Estamos em tempo de guerra, no qual não se limpam armas. Temos de reconhecer que sabemos muito pouco desta epidemia, e que só a prevenção e a tentativa de romper o circuito infernal da transmissão do vírus poderá ter resultados. Participamos num jogo da cabra-cega em que todos temos os olhos vendados e temos de estar cientes disso mesmo. Com as escolas fechadas, com a economia e a sociedade em suspenso, temos de usar do melhor modo possível os meios que temos ao nosso alcance. A atividade desenvolve-se de modo diferente do habitual, mas não podemos cruzar os braços. O que tem de ser feito, não pode ficar por fazer. O crescimento económico sem dúvida será afetado, a criação imediata de riqueza também, mas temos de pensar no desenvolvimento humano, em salvar vidas e proteger a saúde pública. Deveremos tomar consciência de que a sociedade e a economia têm de dar prioridade absoluta às pessoas. Ao medo devemos saber contrapor o sentido da responsabilidade, a atenção e o cuidado.
O verdadeiro desenvolvimento humano, numa perspetiva de “ecologia integral” (usemos a palavra sustentável) parte da ideia essencial de que os bens que recebemos para administrar são sempre uma responsabilidade partilhada por todos – como nos diz o Papa Francisco na encíclica “Laudato Si’”. Devemos agir em conformidade. José Gil afirmou há pouco que esta crise antecipa (e deve preparar-nos) as grandes ameaças ambientais. Tem razão. Sejamos, pois, práticos, coloquemo-nos do lado das soluções. O ensino a distância deve ser aproveitado para reforçar os elos entre escola-família-comunidade. E a cultura (a música, as artes, o pensamento, o conhecimento em geral…) pode transmitir-se através dos meios digitais Há que apoiar tais iniciativas. Não se trata de interromper a sociedade, a economia e a democracia, mas de encontrar caminhos para reforçar a importância da solidariedade voluntária. O consumismo desenvolveu o imediatismo e o desperdício. Sofremos esses efeitos. Como ficou claro na crise de 2008, a indiferença relativamente aos outros foi evidente, a crise dos refugiados alargou-a, a tecnologia tornou-se um fim e não um meio, a ilusão ocupou o lugar da verdade e da boa informação. A complexidade e o rigor são incompatíveis com a lógica sincopada do “twitter”. Ter tempo para pensar é fundamental. A comunicação social de qualidade sabe-o bem. Mas estamos a sofrer as consequências de uma atitude perniciosa que se mantém, a do primado do imediato e da indiferença. É verdade que há sinais de responsabilidade cívica, mas mesmo aí deveremos ser muito exigentes uns com os outros.

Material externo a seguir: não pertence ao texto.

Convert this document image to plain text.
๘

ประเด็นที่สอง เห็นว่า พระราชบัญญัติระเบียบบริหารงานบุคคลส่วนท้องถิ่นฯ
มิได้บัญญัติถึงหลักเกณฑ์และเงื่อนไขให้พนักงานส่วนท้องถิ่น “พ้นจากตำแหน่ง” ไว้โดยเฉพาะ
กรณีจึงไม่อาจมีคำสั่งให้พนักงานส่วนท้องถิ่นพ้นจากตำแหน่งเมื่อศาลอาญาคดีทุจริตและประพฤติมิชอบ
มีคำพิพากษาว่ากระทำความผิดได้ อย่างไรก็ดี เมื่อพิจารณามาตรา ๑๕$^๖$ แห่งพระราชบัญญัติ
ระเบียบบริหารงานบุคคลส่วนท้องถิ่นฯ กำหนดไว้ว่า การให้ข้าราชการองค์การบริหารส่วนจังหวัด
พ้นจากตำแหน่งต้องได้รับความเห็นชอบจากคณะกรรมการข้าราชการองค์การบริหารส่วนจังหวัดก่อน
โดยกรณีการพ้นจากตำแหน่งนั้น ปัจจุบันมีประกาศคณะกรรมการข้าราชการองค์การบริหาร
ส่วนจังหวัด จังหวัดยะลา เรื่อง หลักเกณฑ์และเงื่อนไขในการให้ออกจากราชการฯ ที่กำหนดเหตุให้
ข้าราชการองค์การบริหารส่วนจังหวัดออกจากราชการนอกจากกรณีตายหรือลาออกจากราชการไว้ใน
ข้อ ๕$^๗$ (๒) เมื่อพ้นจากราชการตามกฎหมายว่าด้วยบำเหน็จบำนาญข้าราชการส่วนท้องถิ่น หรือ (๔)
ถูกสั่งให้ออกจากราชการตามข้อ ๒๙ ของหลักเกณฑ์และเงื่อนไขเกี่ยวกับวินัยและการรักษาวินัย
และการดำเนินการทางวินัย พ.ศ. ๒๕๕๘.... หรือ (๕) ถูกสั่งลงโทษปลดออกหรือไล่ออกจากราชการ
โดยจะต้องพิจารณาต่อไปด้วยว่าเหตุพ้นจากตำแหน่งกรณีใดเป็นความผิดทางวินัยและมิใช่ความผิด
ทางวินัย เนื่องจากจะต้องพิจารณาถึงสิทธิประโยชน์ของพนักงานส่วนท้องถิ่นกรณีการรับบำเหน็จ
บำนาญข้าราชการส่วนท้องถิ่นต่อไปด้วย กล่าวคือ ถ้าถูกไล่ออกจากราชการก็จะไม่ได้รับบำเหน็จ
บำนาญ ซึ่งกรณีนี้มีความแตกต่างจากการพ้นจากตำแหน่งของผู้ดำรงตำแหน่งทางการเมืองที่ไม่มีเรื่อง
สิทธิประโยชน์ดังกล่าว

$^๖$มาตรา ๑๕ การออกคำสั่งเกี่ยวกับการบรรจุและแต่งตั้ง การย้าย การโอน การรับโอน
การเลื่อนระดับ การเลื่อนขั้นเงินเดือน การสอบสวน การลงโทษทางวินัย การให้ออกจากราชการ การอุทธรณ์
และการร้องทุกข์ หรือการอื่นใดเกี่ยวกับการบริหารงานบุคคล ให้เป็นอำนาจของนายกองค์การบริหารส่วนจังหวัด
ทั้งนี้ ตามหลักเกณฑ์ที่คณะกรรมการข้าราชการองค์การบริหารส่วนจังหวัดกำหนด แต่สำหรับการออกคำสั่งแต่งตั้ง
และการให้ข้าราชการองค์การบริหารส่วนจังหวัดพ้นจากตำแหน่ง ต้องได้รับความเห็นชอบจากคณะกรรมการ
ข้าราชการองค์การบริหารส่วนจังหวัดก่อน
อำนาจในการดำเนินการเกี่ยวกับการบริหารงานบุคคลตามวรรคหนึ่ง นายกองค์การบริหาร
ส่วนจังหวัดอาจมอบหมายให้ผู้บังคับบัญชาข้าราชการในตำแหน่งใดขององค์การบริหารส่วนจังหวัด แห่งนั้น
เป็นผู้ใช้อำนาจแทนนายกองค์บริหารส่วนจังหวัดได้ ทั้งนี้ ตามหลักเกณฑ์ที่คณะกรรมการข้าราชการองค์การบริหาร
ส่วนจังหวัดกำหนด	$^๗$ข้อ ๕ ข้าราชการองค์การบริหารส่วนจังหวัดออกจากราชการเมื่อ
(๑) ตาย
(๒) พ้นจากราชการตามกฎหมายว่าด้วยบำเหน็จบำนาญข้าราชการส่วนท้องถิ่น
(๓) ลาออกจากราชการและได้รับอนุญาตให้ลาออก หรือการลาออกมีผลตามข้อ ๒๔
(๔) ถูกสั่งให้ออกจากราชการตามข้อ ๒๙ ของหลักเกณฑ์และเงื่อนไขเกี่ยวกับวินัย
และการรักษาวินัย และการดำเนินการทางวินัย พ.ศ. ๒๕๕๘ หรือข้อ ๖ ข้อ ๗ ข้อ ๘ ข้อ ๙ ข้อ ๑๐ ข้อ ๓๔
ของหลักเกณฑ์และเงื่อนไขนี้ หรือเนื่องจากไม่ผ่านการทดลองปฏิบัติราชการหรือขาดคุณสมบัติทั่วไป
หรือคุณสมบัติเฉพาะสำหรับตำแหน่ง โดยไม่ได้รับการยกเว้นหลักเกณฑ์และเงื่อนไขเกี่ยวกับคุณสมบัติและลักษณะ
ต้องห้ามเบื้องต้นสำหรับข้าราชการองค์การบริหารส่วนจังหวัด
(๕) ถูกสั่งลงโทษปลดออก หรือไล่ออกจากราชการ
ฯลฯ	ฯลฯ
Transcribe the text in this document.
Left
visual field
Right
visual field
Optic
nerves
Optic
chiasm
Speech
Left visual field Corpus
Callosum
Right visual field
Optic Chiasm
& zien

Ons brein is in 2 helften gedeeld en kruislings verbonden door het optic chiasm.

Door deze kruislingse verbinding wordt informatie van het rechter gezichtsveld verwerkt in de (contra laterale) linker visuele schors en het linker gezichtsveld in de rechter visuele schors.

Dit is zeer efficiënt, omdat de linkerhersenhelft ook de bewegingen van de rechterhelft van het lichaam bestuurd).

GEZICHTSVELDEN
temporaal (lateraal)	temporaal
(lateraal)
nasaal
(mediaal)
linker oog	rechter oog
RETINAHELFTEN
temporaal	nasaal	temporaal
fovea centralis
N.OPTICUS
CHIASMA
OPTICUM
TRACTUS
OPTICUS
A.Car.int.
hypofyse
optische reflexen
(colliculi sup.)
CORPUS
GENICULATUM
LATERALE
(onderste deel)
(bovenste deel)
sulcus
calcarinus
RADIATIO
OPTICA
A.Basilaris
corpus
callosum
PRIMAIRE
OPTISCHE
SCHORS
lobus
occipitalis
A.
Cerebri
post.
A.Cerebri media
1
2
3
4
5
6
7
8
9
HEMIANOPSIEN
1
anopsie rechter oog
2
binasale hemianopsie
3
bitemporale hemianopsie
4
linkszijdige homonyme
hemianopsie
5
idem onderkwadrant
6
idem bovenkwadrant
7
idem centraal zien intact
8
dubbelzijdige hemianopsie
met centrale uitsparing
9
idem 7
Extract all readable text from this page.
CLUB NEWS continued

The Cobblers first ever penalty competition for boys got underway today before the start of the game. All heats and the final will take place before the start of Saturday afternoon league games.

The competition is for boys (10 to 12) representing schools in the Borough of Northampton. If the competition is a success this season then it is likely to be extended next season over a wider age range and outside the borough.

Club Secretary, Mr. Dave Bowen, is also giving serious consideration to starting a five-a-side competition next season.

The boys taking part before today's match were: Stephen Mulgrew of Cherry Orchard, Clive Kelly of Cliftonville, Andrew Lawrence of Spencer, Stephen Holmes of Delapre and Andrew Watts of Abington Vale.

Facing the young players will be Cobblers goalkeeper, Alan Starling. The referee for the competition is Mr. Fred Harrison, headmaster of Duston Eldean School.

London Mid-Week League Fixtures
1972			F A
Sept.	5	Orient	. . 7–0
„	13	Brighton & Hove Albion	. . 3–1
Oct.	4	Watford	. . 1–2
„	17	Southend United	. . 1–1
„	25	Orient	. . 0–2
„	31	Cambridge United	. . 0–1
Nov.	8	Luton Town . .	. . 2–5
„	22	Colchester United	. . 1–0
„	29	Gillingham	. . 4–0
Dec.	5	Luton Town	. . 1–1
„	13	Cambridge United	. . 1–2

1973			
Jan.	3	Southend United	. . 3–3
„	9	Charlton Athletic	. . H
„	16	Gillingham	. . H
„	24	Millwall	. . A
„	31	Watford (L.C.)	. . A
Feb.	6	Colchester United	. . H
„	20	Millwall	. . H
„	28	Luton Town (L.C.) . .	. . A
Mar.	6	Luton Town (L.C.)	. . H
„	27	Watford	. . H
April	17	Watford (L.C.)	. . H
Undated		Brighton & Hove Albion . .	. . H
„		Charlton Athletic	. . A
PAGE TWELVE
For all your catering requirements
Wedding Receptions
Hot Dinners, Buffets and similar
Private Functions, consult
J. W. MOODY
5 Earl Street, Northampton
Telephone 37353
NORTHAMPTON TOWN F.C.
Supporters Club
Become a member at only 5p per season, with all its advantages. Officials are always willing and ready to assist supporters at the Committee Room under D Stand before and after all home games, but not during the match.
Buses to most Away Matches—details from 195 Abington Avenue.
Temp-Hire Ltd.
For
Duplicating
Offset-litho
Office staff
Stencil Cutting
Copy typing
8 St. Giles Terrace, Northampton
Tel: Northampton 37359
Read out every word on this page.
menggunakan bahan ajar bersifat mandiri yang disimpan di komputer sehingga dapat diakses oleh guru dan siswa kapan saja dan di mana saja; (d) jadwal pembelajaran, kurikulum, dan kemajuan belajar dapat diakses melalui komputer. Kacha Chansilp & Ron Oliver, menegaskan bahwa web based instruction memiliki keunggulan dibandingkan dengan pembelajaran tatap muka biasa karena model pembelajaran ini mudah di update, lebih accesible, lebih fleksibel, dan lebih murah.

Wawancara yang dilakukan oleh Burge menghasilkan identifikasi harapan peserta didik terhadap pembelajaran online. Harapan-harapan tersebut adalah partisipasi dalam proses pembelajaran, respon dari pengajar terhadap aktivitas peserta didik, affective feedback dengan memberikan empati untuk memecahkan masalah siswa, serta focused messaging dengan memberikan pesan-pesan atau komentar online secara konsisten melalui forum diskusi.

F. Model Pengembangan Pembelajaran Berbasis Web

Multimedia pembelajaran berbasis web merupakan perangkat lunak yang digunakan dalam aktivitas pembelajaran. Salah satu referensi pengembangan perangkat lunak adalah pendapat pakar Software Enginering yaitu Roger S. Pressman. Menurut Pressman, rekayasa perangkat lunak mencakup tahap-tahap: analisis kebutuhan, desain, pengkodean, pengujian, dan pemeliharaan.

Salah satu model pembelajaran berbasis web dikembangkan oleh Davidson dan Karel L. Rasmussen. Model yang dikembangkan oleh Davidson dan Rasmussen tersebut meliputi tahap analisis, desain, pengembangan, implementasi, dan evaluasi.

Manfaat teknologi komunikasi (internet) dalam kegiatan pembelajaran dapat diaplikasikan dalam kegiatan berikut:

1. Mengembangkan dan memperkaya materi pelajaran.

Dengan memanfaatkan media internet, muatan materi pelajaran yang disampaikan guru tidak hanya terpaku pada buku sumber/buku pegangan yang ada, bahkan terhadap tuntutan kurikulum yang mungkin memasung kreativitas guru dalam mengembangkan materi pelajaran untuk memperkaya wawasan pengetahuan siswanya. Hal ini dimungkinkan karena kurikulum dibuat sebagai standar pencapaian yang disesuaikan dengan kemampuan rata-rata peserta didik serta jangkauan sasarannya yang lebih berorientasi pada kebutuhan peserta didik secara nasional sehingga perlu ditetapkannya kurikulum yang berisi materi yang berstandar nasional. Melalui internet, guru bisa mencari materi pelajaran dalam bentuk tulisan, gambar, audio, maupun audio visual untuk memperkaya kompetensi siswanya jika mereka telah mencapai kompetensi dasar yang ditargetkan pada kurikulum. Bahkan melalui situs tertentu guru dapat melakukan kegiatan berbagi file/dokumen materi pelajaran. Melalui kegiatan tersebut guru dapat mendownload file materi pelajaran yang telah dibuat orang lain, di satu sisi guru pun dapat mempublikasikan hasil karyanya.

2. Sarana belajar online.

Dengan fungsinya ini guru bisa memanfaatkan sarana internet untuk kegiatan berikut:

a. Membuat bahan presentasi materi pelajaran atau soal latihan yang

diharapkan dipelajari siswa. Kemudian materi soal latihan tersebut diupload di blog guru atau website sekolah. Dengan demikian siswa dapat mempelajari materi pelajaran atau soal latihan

Eis por que razão importa lembrar o seguinte:
(a) Perante esta situação inesperada, mas suscetível de se repetir noutras circunstâncias, importa compreender que a sociedade contemporânea é dominada pela complexidade e pela coexistência de fatores múltiplos que determinam a evolução dos acontecimentos;
(b) Só a compreensão da importância da cultura, enquanto memória e experiência, poderá permitir dar à economia um sentido que ponha em primeiro lugar o desenvolvimento humano, devendo o crescimento sustentável garantir uma partilha justa dos recursos e uma equidade intergeracional;
(c) Falar de cultura significa associar as humanidades à ciência e à educação, não podendo dissociar-se esses três fatores dos quais depende o progresso, a qualidade de vida e a emancipação social e pessoal;
(d) Longe de ser um luxo, a cultura pressupõe a capacidade de criar e de inovar, que tem a ver com a capacidade do artista, com as qualidades do cientista, com a força mobilizadora do cidadão ou com o afeto do cuidador
(e) Numa emergência como a atual, importa tirar as lições das experiências em curso: o teletrabalho e a ligação em rede poderão abrir novas perspetivas no tocante à coesão social, à entreajuda, à inclusão e à partilha de recursos;
(f) A valorização da cultura determina a recusa do espontaneísmo, a necessidade de planeamento, o reconhecimento da importância da aprendizagem e do rigor sem o que as consequências são dramáticas (como temos visto nos casos da epidemia descontrolada);
(g) A cultura é, de facto, transversal, liga a sociedade toda na sua diversidade, exige a educação de qualidade para todos, coloca a aprendizagem no centro do desenvolvimento e obriga a distinguir meios e fins, tecnologia e saber, informação e conhecimento. Se parece que vivemos uma estranha aventura de ficção e se tomamos consciência de que podemos usar melhor o nosso tempo e os nossos recursos urge entender como a cultura pode ajudar…
Guilherme d’Oliveira Martins
publicado no Jornal Público, a 23 de março de 2020.